Current spot prices stand at $4,325.50 per ounce, down 1.01% on the day, after briefly falling below $4,300. Over the past week, gold has dropped 4%, over the month 8.5%, and over the quarter 16.15%, though it remains up 28.15% year-on-year. The decline is driven by renewed geopolitical turmoil, specifically the escalation of Israeli strikes on Lebanon and retaliatory long-range missile attacks by Iran and Houthi rebels on Israeli territory.
The escalation has dashed hopes for a ceasefire or peace deal that could unlock the Strait of Hormuz. As long as approximately 20 million barrels per day of crude from Gulf producers remain off the market, gold will continue to suffer compared to other raw materials, such as oil, which offer higher short-term returns.

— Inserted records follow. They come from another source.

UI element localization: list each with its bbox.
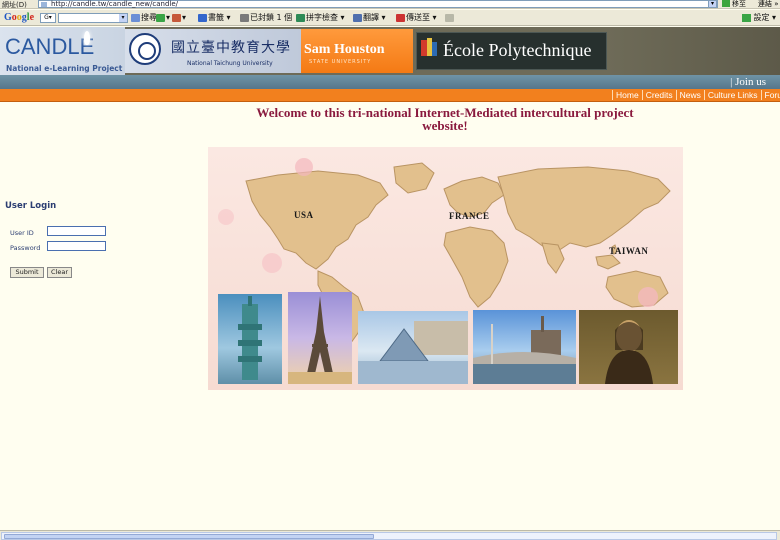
popup-blocker-icon bbox=[172, 13, 181, 22]
send-to-icon bbox=[396, 13, 405, 22]
address-bar: 網址(D) http://candle.tw/candle_new/candle… bbox=[0, 0, 780, 9]
map-label-france: FRANCE bbox=[449, 211, 490, 221]
user-id-label: User ID bbox=[10, 229, 34, 237]
ntcu-logo[interactable]: 國立臺中教育大學 National Taichung University bbox=[125, 29, 301, 73]
links-button[interactable]: 連結 » bbox=[758, 0, 779, 8]
translate-icon bbox=[353, 13, 362, 22]
status-bar bbox=[0, 530, 780, 540]
welcome-heading: Welcome to this tri-national Internet-Me… bbox=[200, 106, 690, 132]
page-icon bbox=[41, 2, 47, 7]
highlight-button[interactable] bbox=[445, 13, 455, 23]
scrollbar-thumb[interactable] bbox=[4, 534, 374, 539]
candle-subtitle: National e-Learning Project bbox=[6, 64, 123, 73]
spellcheck-button[interactable]: 拼字檢查 ▾ bbox=[296, 13, 345, 23]
polytechnique-emblem-icon bbox=[421, 38, 437, 56]
address-dropdown-icon[interactable]: ▾ bbox=[708, 0, 717, 8]
pagerank-icon bbox=[156, 13, 165, 22]
translate-button[interactable]: 翻譯 ▾ bbox=[353, 13, 386, 23]
user-id-input[interactable] bbox=[47, 226, 106, 236]
password-label: Password bbox=[10, 244, 41, 252]
site-banner: CANDLE National e-Learning Project 國立臺中教… bbox=[0, 27, 780, 75]
send-to-button[interactable]: 傳送至 ▾ bbox=[396, 13, 437, 23]
search-dropdown-icon[interactable]: ▾ bbox=[119, 14, 127, 22]
notre-dame-photo bbox=[473, 310, 576, 384]
nav-home[interactable]: Home bbox=[612, 90, 642, 100]
ntcu-chinese-name: 國立臺中教育大學 bbox=[171, 40, 291, 56]
login-title: User Login bbox=[5, 201, 57, 211]
candle-logo[interactable]: CANDLE National e-Learning Project bbox=[0, 27, 125, 75]
eiffel-tower-photo bbox=[288, 292, 352, 384]
mona-lisa-photo bbox=[579, 310, 678, 384]
blocked-popups-button[interactable]: 已封鎖 1 個 bbox=[240, 13, 292, 23]
address-label: 網址(D) bbox=[2, 1, 27, 9]
settings-icon bbox=[742, 13, 752, 22]
url-field[interactable]: http://candle.tw/candle_new/candle/ bbox=[38, 0, 718, 8]
ntcu-english-name: National Taichung University bbox=[187, 60, 273, 67]
popup-blocker-button[interactable]: ▾ bbox=[172, 13, 186, 23]
google-menu-button[interactable]: G▾ bbox=[40, 13, 56, 23]
polytechnique-logo[interactable]: École Polytechnique bbox=[416, 32, 607, 70]
nav-bar: Home Credits News Culture Links Forum bbox=[0, 89, 780, 102]
search-icon bbox=[131, 13, 140, 22]
nav-forum[interactable]: Forum bbox=[760, 90, 780, 100]
polytechnique-name: École Polytechnique bbox=[443, 40, 592, 60]
highlight-icon bbox=[445, 13, 454, 22]
bookmark-star-icon bbox=[198, 13, 207, 22]
horizontal-scrollbar[interactable] bbox=[1, 532, 777, 540]
map-label-taiwan: TAIWAN bbox=[609, 246, 649, 256]
louvre-pyramid-photo bbox=[358, 311, 468, 384]
shsu-logo[interactable]: Sam Houston STATE UNIVERSITY bbox=[301, 29, 413, 73]
shsu-subtitle: STATE UNIVERSITY bbox=[309, 59, 372, 65]
join-us-link[interactable]: | Join us bbox=[730, 76, 766, 88]
taipei-101-photo bbox=[218, 294, 282, 384]
go-arrow-icon bbox=[722, 0, 730, 7]
nav-credits[interactable]: Credits bbox=[641, 90, 676, 100]
nav-news[interactable]: News bbox=[675, 90, 704, 100]
url-text: http://candle.tw/candle_new/candle/ bbox=[51, 0, 178, 8]
blocked-icon bbox=[240, 13, 249, 22]
nav-culture-links[interactable]: Culture Links bbox=[703, 90, 761, 100]
join-bar: | Join us bbox=[0, 75, 780, 89]
pagerank-button[interactable]: ▾ bbox=[156, 13, 170, 23]
nav-menu: Home Credits News Culture Links Forum bbox=[612, 90, 780, 100]
clear-button[interactable]: Clear bbox=[47, 267, 72, 278]
welcome-line-2: website! bbox=[422, 118, 468, 133]
candle-title: CANDLE bbox=[5, 34, 95, 59]
world-map-collage: USA FRANCE TAIWAN bbox=[208, 147, 683, 390]
submit-button[interactable]: Submit bbox=[10, 267, 44, 278]
password-input[interactable] bbox=[47, 241, 106, 251]
map-label-usa: USA bbox=[294, 210, 314, 220]
shsu-name: Sam Houston bbox=[304, 42, 385, 57]
google-search-input[interactable]: ▾ bbox=[58, 13, 128, 23]
go-button[interactable]: 移至 bbox=[722, 0, 746, 8]
bookmark-button[interactable]: 書籤 ▾ bbox=[198, 13, 231, 23]
google-settings-button[interactable]: 設定 ▾ bbox=[742, 13, 776, 23]
candle-flame-icon bbox=[84, 31, 90, 45]
banner-filler bbox=[607, 27, 780, 75]
google-toolbar: Google G▾ ▾ 搜尋 ▾ ▾ ▾ 書籤 ▾ 已封鎖 1 個 拼字檢查 ▾… bbox=[0, 10, 780, 26]
google-logo: Google bbox=[4, 12, 35, 23]
university-seal-icon bbox=[129, 33, 161, 65]
spellcheck-icon bbox=[296, 13, 305, 22]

Geopolitical turmoil weighs on gold
The ongoing three-month war involving the United States, Israel, and Iran has pushed investors toward oil futures rather than gold. The conflict has disrupted global supply chains and kept energy prices elevated, making dollar-denominated assets more attractive. The yellow metal, which does not generate interest or dividends, struggles to compete in a high-inflation, high-yield environment.
Analysts note that gold’s safe-haven appeal has been overshadowed by the immediate profits available in energy commodities. The market is now pricing in extended supply disruptions, which further depresses gold’s relative performance.
Fed meeting in focus
All eyes are on the Federal Reserve’s June 16-17 meeting, the first under new Chairman Kevin Warsh, appointed by President Donald Trump with a mandate to gradually lower interest rates. The Fed will release updated Summary of Economic Projections, and any signal of continued restrictive policy could reduce the appeal of non-yielding assets like gold.

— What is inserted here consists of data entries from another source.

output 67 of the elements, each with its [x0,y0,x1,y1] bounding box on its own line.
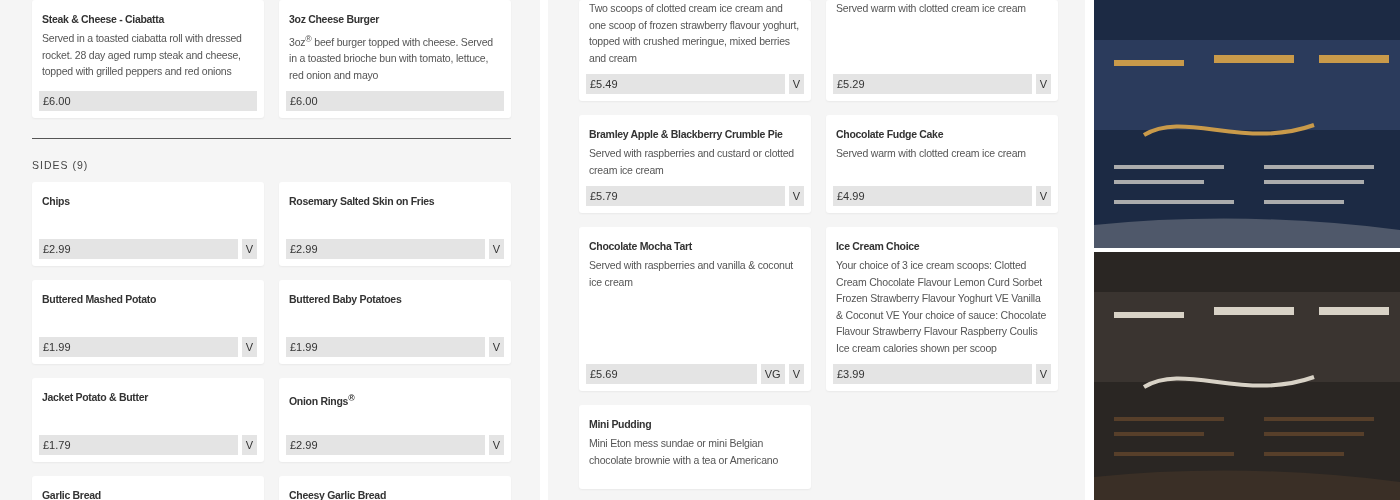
item-name: Chocolate Mocha Tart [588,239,693,254]
item-description: Served warm with clotted cream ice cream [835,146,1027,161]
menu-card[interactable]: Chips £2.99 V [32,182,264,266]
item-description: Served in a toasted ciabatta roll with dressed rocket. 28 day aged rump steak and cheese, topped with grilled peppers and red onions [41,31,243,79]
section-heading: SIDES (9) [32,158,90,172]
menu-card[interactable]: Mini Pudding Mini Eton mess sundae or mini Belgian chocolate brownie with a tea or Americano [579,405,811,489]
item-description: Served with raspberries and custard or clotted cream ice cream [588,146,795,178]
price-label: £5.29 [833,74,1032,94]
price-label: £2.99 [286,239,485,259]
item-name: Garlic Bread [41,488,102,500]
item-name: Mini Pudding [588,417,653,432]
item-name: Ice Cream Choice [835,239,921,254]
price-label: £2.99 [39,239,238,259]
menu-card[interactable]: Jacket Potato & Butter £1.79 V [32,378,264,462]
item-name: Chocolate Fudge Cake [835,127,945,142]
diet-tag: V [1035,74,1051,94]
diet-tag: V [241,337,257,357]
price-label: £6.00 [286,91,504,111]
diet-tag: V [1035,186,1051,206]
item-description: Served warm with clotted cream ice cream [835,1,1027,16]
menu-card[interactable]: Steak & Cheese - Ciabatta Served in a toasted ciabatta roll with dressed rocket. 28 day aged rump steak and cheese, topped with grilled peppers and red onions £6.00 [32,0,264,118]
menu-card[interactable]: 3oz Cheese Burger 3oz$^{®}$ beef burger topped with cheese. Served in a toasted brioche bun with tomato, lettuce, red onion and mayo £6.00 [279,0,511,118]
menu-card[interactable]: Buttered Baby Potatoes £1.99 V [279,280,511,364]
menu-card[interactable]: Two scoops of clotted cream ice cream and one scoop of frozen strawberry flavour yoghurt, topped with crushed meringue, mixed berries and cream £5.49 V [579,0,811,101]
price-label: £1.99 [39,337,238,357]
price-label: £3.99 [833,364,1032,384]
diet-tag: V [241,435,257,455]
item-description: Your choice of 3 ice cream scoops: Clotted Cream Chocolate Flavour Lemon Curd Sorbet Frozen Strawberry Flavour Yoghurt VE Vanilla & Coconut VE Your choice of sauce: Chocolate Flavour Strawberry Flavour Raspberry Coulis Ice cream calories shown per scoop [835,258,1048,356]
menu-card[interactable] [826,227,1058,391]
diet-tag: V [1035,364,1051,384]
price-label: £2.99 [286,435,485,455]
diet-tag: V [488,337,504,357]
item-name: Rosemary Salted Skin on Fries [288,194,436,209]
item-description: Two scoops of clotted cream ice cream and one scoop of frozen strawberry flavour yoghurt, topped with crushed meringue, mixed berries and cream [588,1,801,66]
diet-tag: V [488,435,504,455]
menu-card[interactable]: Rosemary Salted Skin on Fries £2.99 V [279,182,511,266]
menu-card[interactable]: Chocolate Fudge Cake Served warm with clotted cream ice cream £4.99 V [826,115,1058,213]
diet-tag: V [788,364,804,384]
price-label: £1.79 [39,435,238,455]
item-description: 3oz$^{®}$ beef burger topped with cheese. Served in a toasted brioche bun with tomato, lettuce, red onion and mayo [288,32,494,83]
price-label: £6.00 [39,91,257,111]
menu-card[interactable]: Onion Rings$^{®}$ £2.99 V [279,378,511,462]
item-name: Buttered Mashed Potato [41,292,158,307]
menu-card[interactable]: Chocolate Mocha Tart Served with raspberries and vanilla & coconut ice cream £5.69 VG V [579,227,811,391]
price-label: £5.79 [586,186,785,206]
item-name: Steak & Cheese - Ciabatta [41,12,166,27]
price-label: £1.99 [286,337,485,357]
price-label: £5.69 [586,364,757,384]
item-name: 3oz Cheese Burger [288,12,381,27]
diet-tag: V [788,74,804,94]
item-name: Onion Rings$^{®}$ [288,391,356,409]
menu-card[interactable]: Buttered Mashed Potato £1.99 V [32,280,264,364]
diet-tag: V [241,239,257,259]
item-name: Jacket Potato & Butter [41,390,150,405]
menu-card[interactable]: Served warm with clotted cream ice cream £5.29 V [826,0,1058,101]
menu-card[interactable]: Bramley Apple & Blackberry Crumble Pie Served with raspberries and custard or clotted cream ice cream £5.79 V [579,115,811,213]
diet-tag: VG [760,364,785,384]
item-name: Bramley Apple & Blackberry Crumble Pie [588,127,784,142]
diet-tag: V [488,239,504,259]
item-name: Chips [41,194,71,209]
price-label: £5.49 [586,74,785,94]
item-description: Served with raspberries and vanilla & coconut ice cream [588,258,795,290]
item-name: Buttered Baby Potatoes [288,292,403,307]
item-description: Mini Eton mess sundae or mini Belgian chocolate brownie with a tea or Americano [588,436,780,468]
menu-card[interactable]: Garlic Bread [32,476,264,500]
diet-tag: V [788,186,804,206]
price-label: £4.99 [833,186,1032,206]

U.S. inflation remains stuck at 3.8% year-on-year for April, the highest in three years, with the May reading due next week. Gasoline prices stand at $4.16 per gallon, pushing up living costs, while unemployment holds at 4.3%. A hawkish stance from the Fed would likely keep gold under pressure, as higher real yields encourage investors to favor bonds over bullion.

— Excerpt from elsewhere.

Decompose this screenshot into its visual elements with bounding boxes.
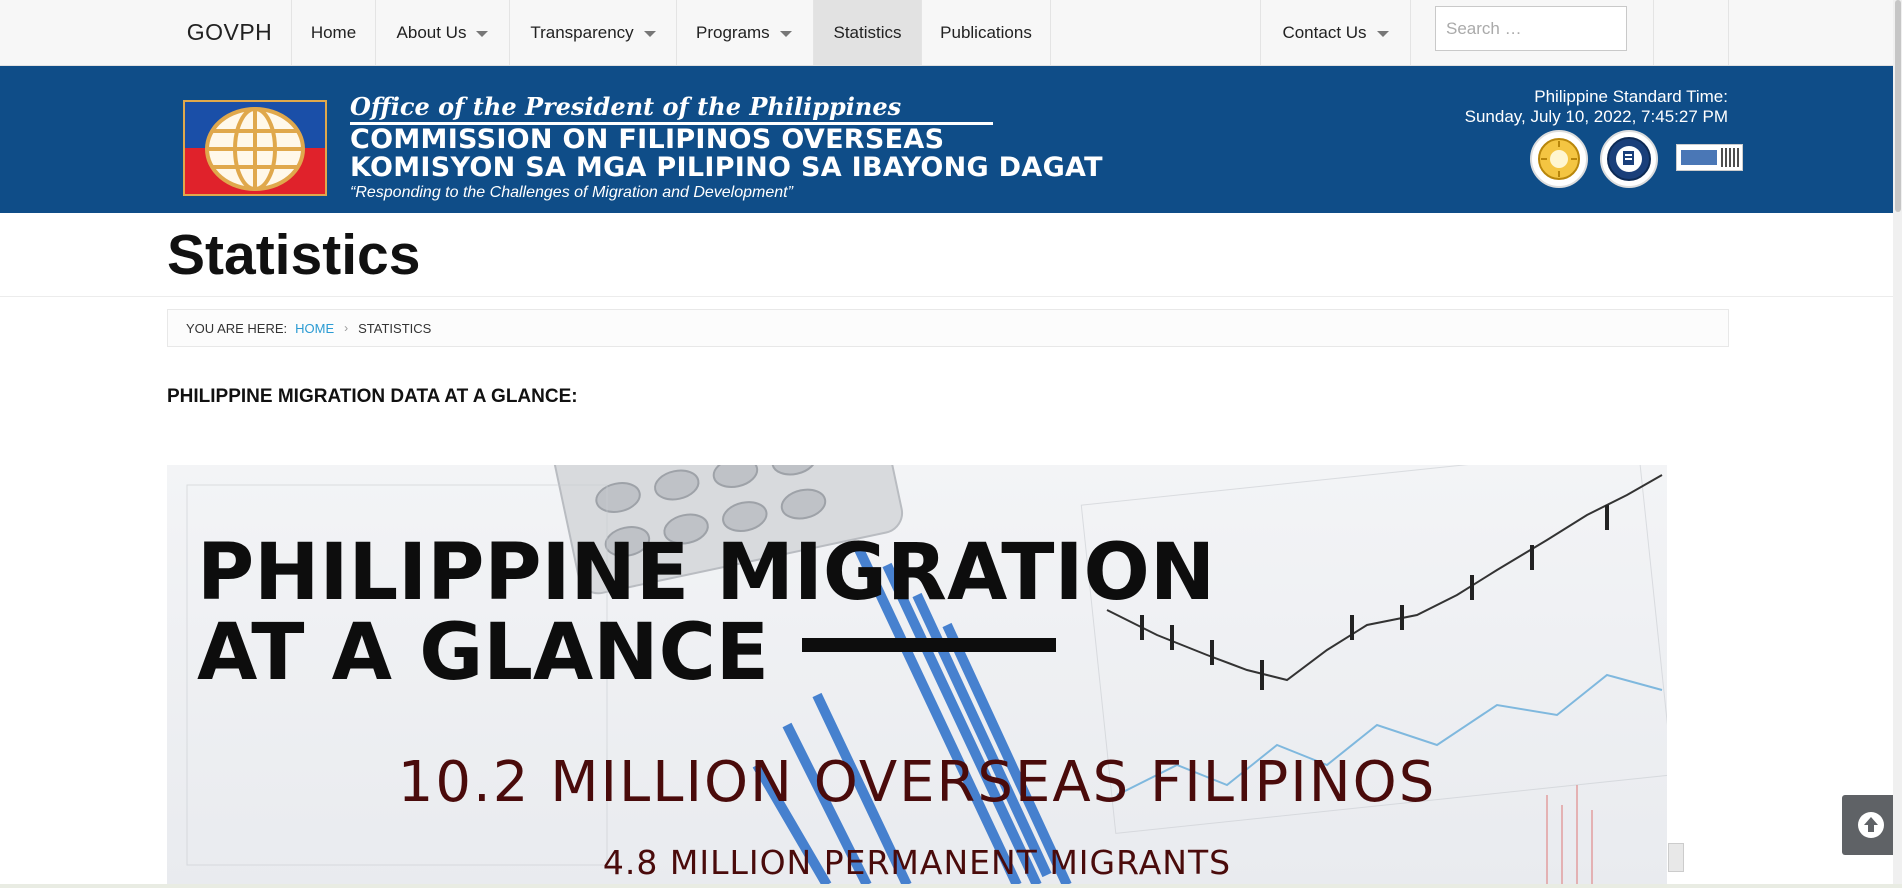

Long-term outlook remains intact
Despite the current slump, some analysts believe gold’s fundamentals are unchanged. – Although gold is lagging behind other commodities, its long-term fundamentals remain intact. The current weakness is linked to macroeconomic factors – said Jefferies analyst Fahad Tariq. He added that once inflation moderates and geopolitical tensions ease, gold could regain its safe-haven status.
For now, the market remains cautious. The combination of a strong dollar, elevated oil prices, and an uncertain Fed path suggests that gold’s rebound may be delayed until clearer signals emerge from Washington and the Middle East.